Now comes a 56% plunge, a jolting end to a winning streak. “We do not believe the market conditions are cyclical,” conceded the chairman, Charlie Mayfield. You bet. The evidence is in the numbers and there is little point debating the unquantifiable contribution from Brexit worries.

But let’s not call this a crisis. The headline profit figure for the department stores looks terrible, but only half can be attributed to weaker trading; the rest comes from higher property and IT costs. The latter squeeze will ease this year, so even in a slow retail market, it’s plausible that the stores will do better than £115m next year – even if the glory days aren’t coming back in a hurry. The “never knowingly undersold” price promise may prove hideously expensive while Debenhams and House of Fraser are thrashing around in pain, but John Lewis is right to stick with what it knows.

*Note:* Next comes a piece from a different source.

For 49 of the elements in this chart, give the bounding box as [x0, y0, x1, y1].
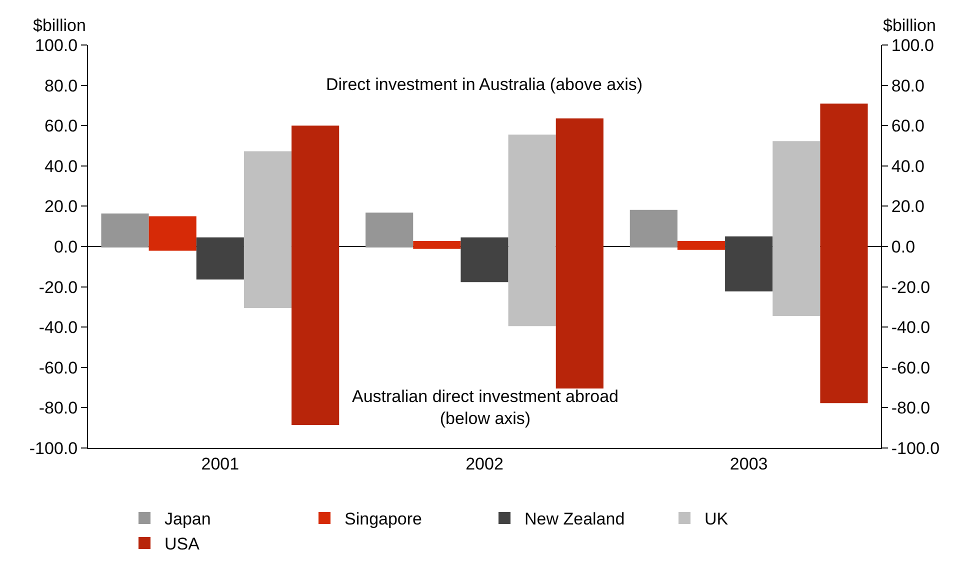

In the meantime, Waitrose, which suffered its own jolt a year ago, is heading upwards again, with an 18% recovery in operating profits to £203m. That implies a profit margin of 3.2% on sales of £6.4bn, which will very likely be better than most supermarket rivals achieve this year. That ain’t so bad, even if the loss of the Ocado deal is yet to be confronted.

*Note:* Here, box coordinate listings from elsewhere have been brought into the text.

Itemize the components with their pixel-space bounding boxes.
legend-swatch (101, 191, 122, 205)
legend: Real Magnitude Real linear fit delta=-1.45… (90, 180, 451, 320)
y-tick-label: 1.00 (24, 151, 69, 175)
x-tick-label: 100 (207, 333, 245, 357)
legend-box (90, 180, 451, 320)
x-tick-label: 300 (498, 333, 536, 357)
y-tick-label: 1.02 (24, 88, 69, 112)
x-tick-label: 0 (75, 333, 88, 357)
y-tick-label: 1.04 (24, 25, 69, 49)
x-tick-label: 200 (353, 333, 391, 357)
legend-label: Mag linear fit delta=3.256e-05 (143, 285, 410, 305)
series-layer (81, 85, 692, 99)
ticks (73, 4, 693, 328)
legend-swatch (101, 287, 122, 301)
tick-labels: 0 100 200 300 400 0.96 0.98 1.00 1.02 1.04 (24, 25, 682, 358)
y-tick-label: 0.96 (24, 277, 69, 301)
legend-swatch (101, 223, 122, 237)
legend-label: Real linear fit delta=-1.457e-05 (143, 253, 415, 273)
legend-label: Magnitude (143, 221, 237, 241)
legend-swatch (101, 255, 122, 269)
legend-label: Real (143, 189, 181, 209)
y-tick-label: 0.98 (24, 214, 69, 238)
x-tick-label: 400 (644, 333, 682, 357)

Waitrose also offers a lesson in perspective. About 25 years ago, there was lively debate about whether the then-struggling supermarket chain should be ditched. Staff on the department stores side, who tended to see themselves as partnership royalty, reckoned their bonuses were being diluted. These things swing round: without Waitrose’s improvement this year, their thin 3% bonus might well have been zero.

Another Aviva boss goes back to basics

This time last year the chief executive of insurance giant Aviva was so bullish about prospects and cash generation that he proclaimed it was time to enjoy some “fun stuff”. Mark Wilson meant acquisitions but his idea of fun also turned out to be a part-time job for himself on the board of BlackRock, a provocative extracurricular adventure given Aviva’s becalmed share price. Wilson was ousted last October.

And here’s the new man, Maurice Tulloch, who makes the Aviva gig sound less entertaining. Tulloch is talking about boring tasks like “tackling complexity” and “focusing on cost efficiency” and leaving “no stone unturned”.

No doubt Tulloch’s analysis is correct, but Aviva’s shareholders must be tearing their hair out. They’ve had a succession of supposedly back-to-basics bosses on enormous pay packages who all say, in effect, that their predecessor left the job undone. Wilson, before he prematurely declared victory for his turnaround plan, was forever saying he was on a mission to “kill complexity”. Now the task starts afresh – again.

When Aviva was created at the turn of the century via a three-way merger, the share price was £11. Today it is 419p. So, yes, there probably are more boulders to be turned over. Alternatively, the insurer is so big it defies understanding, however many millions are thrown at the chief executives.

Slow car market could put brakes on Melrose’s GKN

This time last year we were also in the midst of the highly charged £8bn Melrose/GKN hostile bid battle. What news from the victor? Well, if you can get through the thicket of provisions and accounting charges, Melrose seems pleased with what it bought. “Adjusted” pretax profits were £703m last year, which the board says was ahead of expectations.

The share price, though, is down by a fifth since the takeover closed. The Melrose crew won’t fret overly, but the timing of their purchase of a large automotive and aerospace supplier could have been better. Prospects in aerospace are reasonable, but most carmakers aren’t feeling bullish these days. Melrose assumes no revenue help from the market when it makes its deals – just as well.